Squishy Business
A few weeks ago, I woke up with a knot in my back, next to the right shoulder blade. Not anything unusual–I’ve had back muscle problems since my mid-20s. My posture isn’t great and I carry a lot of tension and anxiety in my shoulders and back, so sudden muscle pain is an old companion of mine and I didn’t think much of it besides “OW!”
In the following days, I waited for the muscles to unknot themselves, but they didn’t. Rude! A week went by and the muscle pain spread to my upper right arm like an expansionist empire. It got bad enough that I couldn’t sleep through the night. Okay, I rarely sleep through the night, my brain just doesn’t work that way. But being woken up and kept awake by back and arm pain is not my usual uneven sleep. Being stubborn, I waited another week, hoping the pain would go away, but it didn’t. It got worse. Much worse. Much, much worse. It got so bad, I barely slept at all. I was crying and yelling at my body “Stop hurting! Just stop it!” (Surprisingly, that didn’t work.) The next morning, luck was with me: my doctor had an open spot before I had to be at work. I nabbed it and headed off to her office. My arm strength and hand strength were fine, I could turn my head fine, but she was sure something not-good was up with my neck. She wrote me prescriptions for a steroid and an anti-inflammatory, then she sent me off to get my neck x-rayed.

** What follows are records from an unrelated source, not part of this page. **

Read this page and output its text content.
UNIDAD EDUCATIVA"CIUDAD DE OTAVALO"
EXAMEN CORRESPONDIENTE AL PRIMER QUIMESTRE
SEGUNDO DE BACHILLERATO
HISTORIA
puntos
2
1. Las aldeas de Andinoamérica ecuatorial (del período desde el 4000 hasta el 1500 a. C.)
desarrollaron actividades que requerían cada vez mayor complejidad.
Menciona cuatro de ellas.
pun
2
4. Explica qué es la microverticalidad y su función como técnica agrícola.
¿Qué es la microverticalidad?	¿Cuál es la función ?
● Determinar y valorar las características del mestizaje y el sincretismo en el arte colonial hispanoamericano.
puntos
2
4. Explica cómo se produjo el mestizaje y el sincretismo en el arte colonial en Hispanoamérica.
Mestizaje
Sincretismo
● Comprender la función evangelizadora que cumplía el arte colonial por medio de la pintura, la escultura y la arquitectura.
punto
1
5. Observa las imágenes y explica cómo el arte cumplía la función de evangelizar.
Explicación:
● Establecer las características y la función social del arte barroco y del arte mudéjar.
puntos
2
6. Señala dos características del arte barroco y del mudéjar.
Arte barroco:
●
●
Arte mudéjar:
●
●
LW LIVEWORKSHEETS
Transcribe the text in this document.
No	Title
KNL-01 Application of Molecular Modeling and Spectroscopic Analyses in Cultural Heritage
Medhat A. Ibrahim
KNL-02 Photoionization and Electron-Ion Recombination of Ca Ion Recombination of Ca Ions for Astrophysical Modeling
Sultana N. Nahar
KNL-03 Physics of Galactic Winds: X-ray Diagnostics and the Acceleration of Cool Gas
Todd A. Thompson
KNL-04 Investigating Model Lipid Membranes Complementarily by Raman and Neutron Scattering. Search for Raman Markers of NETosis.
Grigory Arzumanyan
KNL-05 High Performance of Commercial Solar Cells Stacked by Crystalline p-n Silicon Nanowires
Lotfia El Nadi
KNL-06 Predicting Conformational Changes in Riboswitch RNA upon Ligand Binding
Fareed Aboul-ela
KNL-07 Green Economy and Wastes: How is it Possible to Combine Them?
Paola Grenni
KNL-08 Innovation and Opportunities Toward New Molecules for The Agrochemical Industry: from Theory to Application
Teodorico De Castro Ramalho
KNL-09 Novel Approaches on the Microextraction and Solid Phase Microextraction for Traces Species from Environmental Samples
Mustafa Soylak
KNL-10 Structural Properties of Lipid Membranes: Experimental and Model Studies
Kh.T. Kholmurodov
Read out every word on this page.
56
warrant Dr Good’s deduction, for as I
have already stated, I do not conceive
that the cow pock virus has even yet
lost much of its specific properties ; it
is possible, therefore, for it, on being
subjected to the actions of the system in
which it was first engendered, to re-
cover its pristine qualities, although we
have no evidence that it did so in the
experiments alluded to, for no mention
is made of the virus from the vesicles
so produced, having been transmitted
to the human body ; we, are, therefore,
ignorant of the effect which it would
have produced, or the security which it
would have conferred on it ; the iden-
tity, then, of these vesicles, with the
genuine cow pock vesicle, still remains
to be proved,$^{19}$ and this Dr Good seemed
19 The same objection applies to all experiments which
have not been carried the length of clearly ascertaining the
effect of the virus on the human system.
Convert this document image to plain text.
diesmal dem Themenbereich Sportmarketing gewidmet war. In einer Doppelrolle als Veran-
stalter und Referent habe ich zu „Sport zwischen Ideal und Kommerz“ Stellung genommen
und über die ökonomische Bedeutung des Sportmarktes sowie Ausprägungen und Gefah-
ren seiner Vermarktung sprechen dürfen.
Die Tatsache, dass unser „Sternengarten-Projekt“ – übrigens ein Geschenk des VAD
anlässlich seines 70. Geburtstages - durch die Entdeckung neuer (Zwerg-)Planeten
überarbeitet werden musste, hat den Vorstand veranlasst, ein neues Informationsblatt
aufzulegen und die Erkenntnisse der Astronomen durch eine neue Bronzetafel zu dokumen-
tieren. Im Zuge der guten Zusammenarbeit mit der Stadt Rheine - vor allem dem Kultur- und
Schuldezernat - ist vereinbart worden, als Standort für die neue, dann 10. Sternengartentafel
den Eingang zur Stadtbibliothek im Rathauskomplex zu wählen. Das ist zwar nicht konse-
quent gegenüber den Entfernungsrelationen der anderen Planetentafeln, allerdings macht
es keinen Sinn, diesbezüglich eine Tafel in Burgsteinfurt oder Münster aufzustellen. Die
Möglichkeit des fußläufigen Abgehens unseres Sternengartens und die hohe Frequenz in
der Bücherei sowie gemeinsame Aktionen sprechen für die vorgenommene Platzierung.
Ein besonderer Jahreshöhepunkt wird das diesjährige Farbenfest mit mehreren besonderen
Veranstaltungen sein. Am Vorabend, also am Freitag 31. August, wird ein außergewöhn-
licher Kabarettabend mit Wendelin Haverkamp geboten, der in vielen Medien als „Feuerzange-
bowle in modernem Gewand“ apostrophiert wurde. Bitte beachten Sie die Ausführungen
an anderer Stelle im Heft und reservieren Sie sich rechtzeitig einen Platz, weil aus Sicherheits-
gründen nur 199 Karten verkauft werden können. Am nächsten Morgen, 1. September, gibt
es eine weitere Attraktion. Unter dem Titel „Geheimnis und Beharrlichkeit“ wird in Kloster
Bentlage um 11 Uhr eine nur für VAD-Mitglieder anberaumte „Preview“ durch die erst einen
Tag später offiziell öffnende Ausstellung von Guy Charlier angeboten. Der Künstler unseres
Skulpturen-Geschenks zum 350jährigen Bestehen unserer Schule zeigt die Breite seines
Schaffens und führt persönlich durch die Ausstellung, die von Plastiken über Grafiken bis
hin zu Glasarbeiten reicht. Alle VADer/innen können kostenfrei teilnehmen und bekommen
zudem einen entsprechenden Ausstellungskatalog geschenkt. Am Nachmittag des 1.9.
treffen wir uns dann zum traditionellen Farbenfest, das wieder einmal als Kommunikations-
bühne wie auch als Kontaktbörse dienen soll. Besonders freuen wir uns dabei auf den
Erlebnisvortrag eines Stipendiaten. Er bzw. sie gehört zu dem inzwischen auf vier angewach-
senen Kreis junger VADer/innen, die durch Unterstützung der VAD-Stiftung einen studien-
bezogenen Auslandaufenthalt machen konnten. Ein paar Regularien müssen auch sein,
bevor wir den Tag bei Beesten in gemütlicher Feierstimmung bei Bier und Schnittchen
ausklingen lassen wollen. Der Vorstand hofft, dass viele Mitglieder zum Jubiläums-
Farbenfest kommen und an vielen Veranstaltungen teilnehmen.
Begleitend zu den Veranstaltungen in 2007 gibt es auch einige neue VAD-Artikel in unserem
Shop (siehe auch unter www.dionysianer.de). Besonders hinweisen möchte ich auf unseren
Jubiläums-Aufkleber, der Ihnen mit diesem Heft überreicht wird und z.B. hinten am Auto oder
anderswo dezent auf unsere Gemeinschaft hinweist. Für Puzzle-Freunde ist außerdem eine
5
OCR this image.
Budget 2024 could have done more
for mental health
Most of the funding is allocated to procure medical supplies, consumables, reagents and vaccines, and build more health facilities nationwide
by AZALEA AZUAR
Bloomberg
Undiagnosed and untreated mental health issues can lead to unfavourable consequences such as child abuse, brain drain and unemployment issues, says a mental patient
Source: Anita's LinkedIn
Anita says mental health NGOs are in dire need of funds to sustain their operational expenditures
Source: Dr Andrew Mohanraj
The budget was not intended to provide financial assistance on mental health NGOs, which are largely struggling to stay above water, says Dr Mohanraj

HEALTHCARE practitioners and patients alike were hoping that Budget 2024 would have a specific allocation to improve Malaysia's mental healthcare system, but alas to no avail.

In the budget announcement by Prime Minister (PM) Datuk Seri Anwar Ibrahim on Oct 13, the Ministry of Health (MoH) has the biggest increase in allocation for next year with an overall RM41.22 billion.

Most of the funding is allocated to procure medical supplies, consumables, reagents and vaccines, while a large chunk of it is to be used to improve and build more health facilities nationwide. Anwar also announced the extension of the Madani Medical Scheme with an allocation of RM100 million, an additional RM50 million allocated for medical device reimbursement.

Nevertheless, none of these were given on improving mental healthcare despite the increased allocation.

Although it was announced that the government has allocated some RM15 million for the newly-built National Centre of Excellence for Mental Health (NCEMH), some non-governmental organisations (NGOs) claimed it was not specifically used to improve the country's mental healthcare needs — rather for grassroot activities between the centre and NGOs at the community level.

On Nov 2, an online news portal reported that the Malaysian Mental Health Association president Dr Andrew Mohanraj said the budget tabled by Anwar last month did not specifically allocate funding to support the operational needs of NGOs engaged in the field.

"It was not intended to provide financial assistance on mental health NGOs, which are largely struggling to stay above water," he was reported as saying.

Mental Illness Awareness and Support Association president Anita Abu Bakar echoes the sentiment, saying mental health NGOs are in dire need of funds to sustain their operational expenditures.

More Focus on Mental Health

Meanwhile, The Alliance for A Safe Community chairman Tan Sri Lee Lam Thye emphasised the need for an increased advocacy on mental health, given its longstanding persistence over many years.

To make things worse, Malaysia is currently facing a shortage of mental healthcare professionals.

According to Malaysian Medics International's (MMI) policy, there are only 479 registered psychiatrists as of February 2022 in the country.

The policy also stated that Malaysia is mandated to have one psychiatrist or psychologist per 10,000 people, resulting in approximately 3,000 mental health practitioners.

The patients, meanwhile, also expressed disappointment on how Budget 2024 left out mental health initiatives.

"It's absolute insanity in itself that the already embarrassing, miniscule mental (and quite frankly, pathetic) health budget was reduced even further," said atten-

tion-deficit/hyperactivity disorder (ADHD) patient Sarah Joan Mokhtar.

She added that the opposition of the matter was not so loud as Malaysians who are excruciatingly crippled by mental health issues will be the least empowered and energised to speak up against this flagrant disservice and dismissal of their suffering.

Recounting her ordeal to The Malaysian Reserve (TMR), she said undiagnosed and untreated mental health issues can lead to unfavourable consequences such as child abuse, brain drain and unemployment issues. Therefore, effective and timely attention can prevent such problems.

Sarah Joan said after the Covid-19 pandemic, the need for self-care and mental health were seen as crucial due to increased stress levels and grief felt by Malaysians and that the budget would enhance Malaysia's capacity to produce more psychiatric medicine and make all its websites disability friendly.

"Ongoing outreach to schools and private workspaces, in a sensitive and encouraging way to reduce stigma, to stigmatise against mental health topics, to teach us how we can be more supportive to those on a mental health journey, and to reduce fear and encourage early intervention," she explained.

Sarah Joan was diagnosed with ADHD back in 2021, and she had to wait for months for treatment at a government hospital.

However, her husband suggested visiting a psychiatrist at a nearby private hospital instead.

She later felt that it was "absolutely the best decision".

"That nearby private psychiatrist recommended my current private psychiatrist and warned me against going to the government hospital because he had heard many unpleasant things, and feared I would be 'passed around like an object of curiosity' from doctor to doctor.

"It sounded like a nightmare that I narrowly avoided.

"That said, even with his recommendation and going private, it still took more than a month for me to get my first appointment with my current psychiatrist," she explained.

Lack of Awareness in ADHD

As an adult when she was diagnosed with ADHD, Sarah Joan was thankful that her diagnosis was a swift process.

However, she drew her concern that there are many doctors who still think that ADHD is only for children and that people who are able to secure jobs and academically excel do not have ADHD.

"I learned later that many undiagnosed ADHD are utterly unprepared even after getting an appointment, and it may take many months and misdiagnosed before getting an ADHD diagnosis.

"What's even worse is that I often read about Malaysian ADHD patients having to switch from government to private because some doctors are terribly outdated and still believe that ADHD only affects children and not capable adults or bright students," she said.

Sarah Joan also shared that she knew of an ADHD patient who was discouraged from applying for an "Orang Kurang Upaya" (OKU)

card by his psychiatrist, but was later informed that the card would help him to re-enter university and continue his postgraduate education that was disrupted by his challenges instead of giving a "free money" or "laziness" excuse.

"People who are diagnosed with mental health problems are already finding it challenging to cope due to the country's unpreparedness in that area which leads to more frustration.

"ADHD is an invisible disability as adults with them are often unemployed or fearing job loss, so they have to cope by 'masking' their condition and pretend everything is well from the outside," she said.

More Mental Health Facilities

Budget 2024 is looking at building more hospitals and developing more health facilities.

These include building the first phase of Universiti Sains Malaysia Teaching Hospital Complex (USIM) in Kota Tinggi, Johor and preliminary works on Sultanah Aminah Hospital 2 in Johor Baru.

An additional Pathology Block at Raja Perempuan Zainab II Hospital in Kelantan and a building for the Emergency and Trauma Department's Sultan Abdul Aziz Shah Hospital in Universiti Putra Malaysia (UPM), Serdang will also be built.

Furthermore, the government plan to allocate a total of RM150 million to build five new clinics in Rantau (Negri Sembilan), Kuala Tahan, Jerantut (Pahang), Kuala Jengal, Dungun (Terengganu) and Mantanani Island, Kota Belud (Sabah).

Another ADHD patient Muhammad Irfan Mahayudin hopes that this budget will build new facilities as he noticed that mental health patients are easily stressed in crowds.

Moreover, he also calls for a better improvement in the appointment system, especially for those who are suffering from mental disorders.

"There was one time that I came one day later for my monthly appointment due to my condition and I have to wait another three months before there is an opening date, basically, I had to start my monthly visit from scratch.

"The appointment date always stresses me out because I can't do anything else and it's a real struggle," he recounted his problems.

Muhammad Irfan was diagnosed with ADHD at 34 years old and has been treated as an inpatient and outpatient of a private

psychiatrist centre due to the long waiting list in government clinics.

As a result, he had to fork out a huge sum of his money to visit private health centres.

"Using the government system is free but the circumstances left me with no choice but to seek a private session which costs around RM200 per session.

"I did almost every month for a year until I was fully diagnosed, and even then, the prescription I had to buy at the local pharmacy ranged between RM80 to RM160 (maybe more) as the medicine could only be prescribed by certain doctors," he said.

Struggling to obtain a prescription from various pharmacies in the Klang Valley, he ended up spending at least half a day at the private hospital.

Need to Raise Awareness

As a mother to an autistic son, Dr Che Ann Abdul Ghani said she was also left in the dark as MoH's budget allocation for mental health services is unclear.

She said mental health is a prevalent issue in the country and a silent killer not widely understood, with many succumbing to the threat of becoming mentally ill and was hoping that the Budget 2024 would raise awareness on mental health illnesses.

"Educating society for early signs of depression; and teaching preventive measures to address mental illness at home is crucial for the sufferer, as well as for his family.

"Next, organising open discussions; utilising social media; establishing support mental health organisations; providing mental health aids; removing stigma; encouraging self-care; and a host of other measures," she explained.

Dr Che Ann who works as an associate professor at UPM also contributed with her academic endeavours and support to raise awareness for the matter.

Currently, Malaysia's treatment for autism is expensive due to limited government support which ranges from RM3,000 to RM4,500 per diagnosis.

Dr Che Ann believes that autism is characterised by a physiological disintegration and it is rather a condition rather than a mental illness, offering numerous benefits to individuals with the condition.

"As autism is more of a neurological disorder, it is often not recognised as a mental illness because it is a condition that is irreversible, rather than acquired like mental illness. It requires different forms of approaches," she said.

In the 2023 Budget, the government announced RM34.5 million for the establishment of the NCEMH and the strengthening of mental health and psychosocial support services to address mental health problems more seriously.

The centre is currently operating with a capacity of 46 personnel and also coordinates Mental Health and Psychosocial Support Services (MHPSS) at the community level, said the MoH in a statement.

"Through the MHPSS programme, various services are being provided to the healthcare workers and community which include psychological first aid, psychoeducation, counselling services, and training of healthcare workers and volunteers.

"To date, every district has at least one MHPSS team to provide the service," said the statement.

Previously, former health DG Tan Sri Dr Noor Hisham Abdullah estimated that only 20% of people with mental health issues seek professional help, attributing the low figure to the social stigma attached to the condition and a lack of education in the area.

I got an email from her the next day: “You have osteoarthritis in the cervical spine.” Considering my mother has arthritis, My jaw didn’t exactly drop at the news. I did a little research (not on WebMD because that’s a rabbit hole I avoid at all costs) and what I read wasn’t really all that scary. Something to be taken seriously, but it could have been a much worse diagnosis.
The steroid and anti-inflammatory did a bang-up job of driving out the conquering Empire of Muscle Pain. And now that I have a diagnosis, when I have felt pain in my back or arms, I’ve thought, “Okay, this is a thing I have to live with, a thing I have a name for.” Accepting it and working with it seems a lot easier in the long run than raging against it and cursing my life. Human bodies can be so squishy and breakable, it was unlikely I’d live as long as I have without something breaking down or going awry. And since I like being alive, living with arthritis is better than the alternative. You know, not living.
I’m here to keep going.
Sorry you are having pain, but glad it’s treatable. Be well, my friend.